Les écarts s’avèrent particulièrement importants selon les plateformes de location et réseaux d’agences immobilières concernés. Le baromètre précise ainsi que “les annonces de Guy Hoquet sont non-conformes pour 33% d’entre elles, lorsque Foncia n’en recense que 7%. Si certaines agences font apparaître des taux de non-conformité relativement faibles, nous sommes cependant en droit d’attendre de professionnels de l’immobilier qu’ils s’assurent que leurs clients respectent scrupuleusement la loi”. Du côté des sites d’annonces, les dépassements constatés atteignent 21% des biens chez Logic-Immo, 22% chez Leboncoin, et 23% sur le portail de la Fnaim, et représentent 52% des offres sur Facebook et 54% de celles présentes sur Pap.fr.

Pour Ian Brossat, adjoint (PCF) à la maire de Paris en charge du logement, “le problème, c’est qu’il n’y a pas suffisamment de contrôles, il n’y a pas suffisamment de sanctions”. Regrettant sur le plateau de BFM Paris que ces dernières soient à la fois trop peu nombreuses et “financièrement trop faibles”, il s’est adressée à la ministre du logement Emmanuelle Wargon pour lui demander de “permettre aux villes qui le souhaitent, pas seulement Paris, d’effectuer ces contrôles et de sanctionner derrière les propriétaires qui ne respectent pas l’encadrement des loyers. Vous ne le faites pas, laissez-nous faire, ce sera plus efficace”.

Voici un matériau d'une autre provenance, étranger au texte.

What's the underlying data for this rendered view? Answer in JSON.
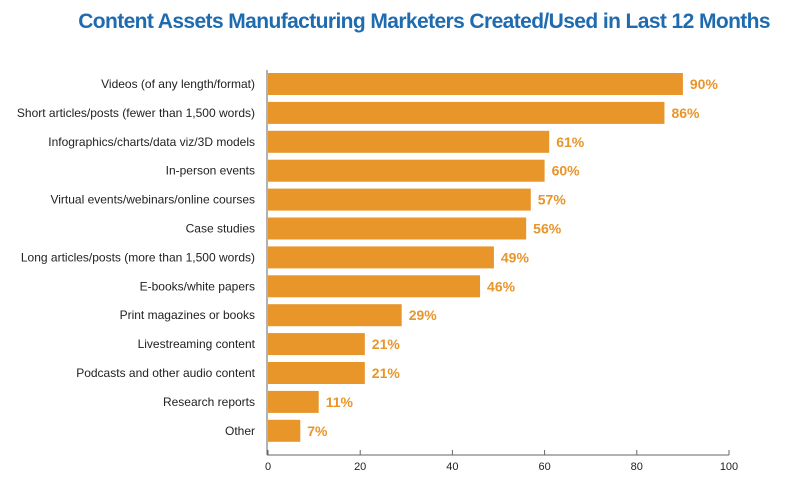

Les résultats de l’Observatoire de l’encadrement des loyers ont été confirmés par une enquête parallèle menée par Le Monde à partir de 8 753 annonces du site SeLoger.com. Publiée ce dimanche, elle indique que les dépassements des plafonds de loyers concernent près de 37% des biens en location à Paris, et 43% en proche Seine-Saint-Denis. Le périmètre de cette autre étude comprend les territoires Plaine Commune, où l’encadrement des loyers est effectif depuis le 1er juin 2021, et Est Ensemble. Les neuf communes de ce dernier établissement public du nord-est parisien (Bagnolet, Bobigny, Bondy, Le Pré-Saint-Gervais, Les Lilas, Montreuil, Noisy-le-Sec, Pantin, et Romainville) ont quant à elles rejoint le dispositif d’encadrement des loyers ce 1er décembre. La mesure s’applique toutefois uniquement aux baux signés à partir de cette date.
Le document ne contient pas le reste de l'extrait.